$L^{2}$ inner product inequality.

Question

Let $X$ be a random variable which takes values on $L^{2}$ space, $L^{2}(K)$ (the set of $L^{2}$ functions $f:K\rightarrow\mathbb{R}$ with $K$ a compact subset of $\mathbb{R}^{p}$).

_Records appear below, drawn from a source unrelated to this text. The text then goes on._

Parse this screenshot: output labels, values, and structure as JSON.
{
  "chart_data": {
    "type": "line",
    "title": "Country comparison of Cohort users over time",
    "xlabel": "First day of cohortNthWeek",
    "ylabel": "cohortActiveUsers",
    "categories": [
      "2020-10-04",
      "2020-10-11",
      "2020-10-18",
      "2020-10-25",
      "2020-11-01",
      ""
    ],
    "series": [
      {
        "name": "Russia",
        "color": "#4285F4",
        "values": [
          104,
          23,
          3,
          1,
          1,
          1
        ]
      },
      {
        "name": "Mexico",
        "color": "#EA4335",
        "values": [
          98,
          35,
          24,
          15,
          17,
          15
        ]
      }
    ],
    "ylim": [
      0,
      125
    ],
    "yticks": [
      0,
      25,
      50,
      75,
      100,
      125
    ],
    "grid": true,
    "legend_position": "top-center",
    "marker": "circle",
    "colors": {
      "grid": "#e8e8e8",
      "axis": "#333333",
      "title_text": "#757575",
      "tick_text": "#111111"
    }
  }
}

Let $f_{0}\in L^{2}(K)$ be a function such that \begin{equation}\nonumber \text{E}[\|X - f_{0}\|_{L^{2}}^{2}] = \inf_{g\in L^{2}(K)}\text{E}[\|X - g\|_{L^{2}}^{2}]. \end{equation} This is the same to say that \begin{equation}\nonumber \text{E}[\langle X - f_{0},X - f_{0}\rangle_{L^{2}}] = \inf_{g\in L^{2}(K)}\text{E}[\langle X - g,X - g\rangle_{L^{2}}]. \end{equation} We also have that \begin{equation}\nonumber \text{E}[|X(k) - f_{0}(k)|] = \inf_{g\in L^{2}(K)}\text{E}[|X(k) - g(k)|], \end{equation} for all $k\in K$. My question is whether or not it is satisfied the following inequality \begin{equation}\nonumber \text{E}[\langle X - f_{0}, X - g\rangle_{L^{2}}]\leq 2\cdot\text{E}[\langle X - g, X - g\rangle_{L^{2}}], \end{equation} for all $g\in L^{2}(K)$.

Answer 1

By Cauchy-Schwarz in $L^2(K)$, we have $$ |\langle X-f_0, X-g\rangle| \leq \sqrt{\langle X- f_0, X-f_0\rangle}\sqrt{\langle X- g, X-g\rangle}, $$ which is a product of two real-valued random variables on our background space (call it $\Omega$). Thus, applying Cauchy-Schwarz to $L^2(\Omega)$, we get $$ |\mathbb{E}\langle X-f_0, X-g\rangle|\leq \sqrt{\mathbb{E}\langle X- f_0, X-f_0\rangle}\sqrt{\mathbb{E}\langle X- g, X-g\rangle}\leq \mathbb{E} \langle X-g,X-g\rangle, $$ by assumption, so it doesn't seem to me that you even need the factor $2$?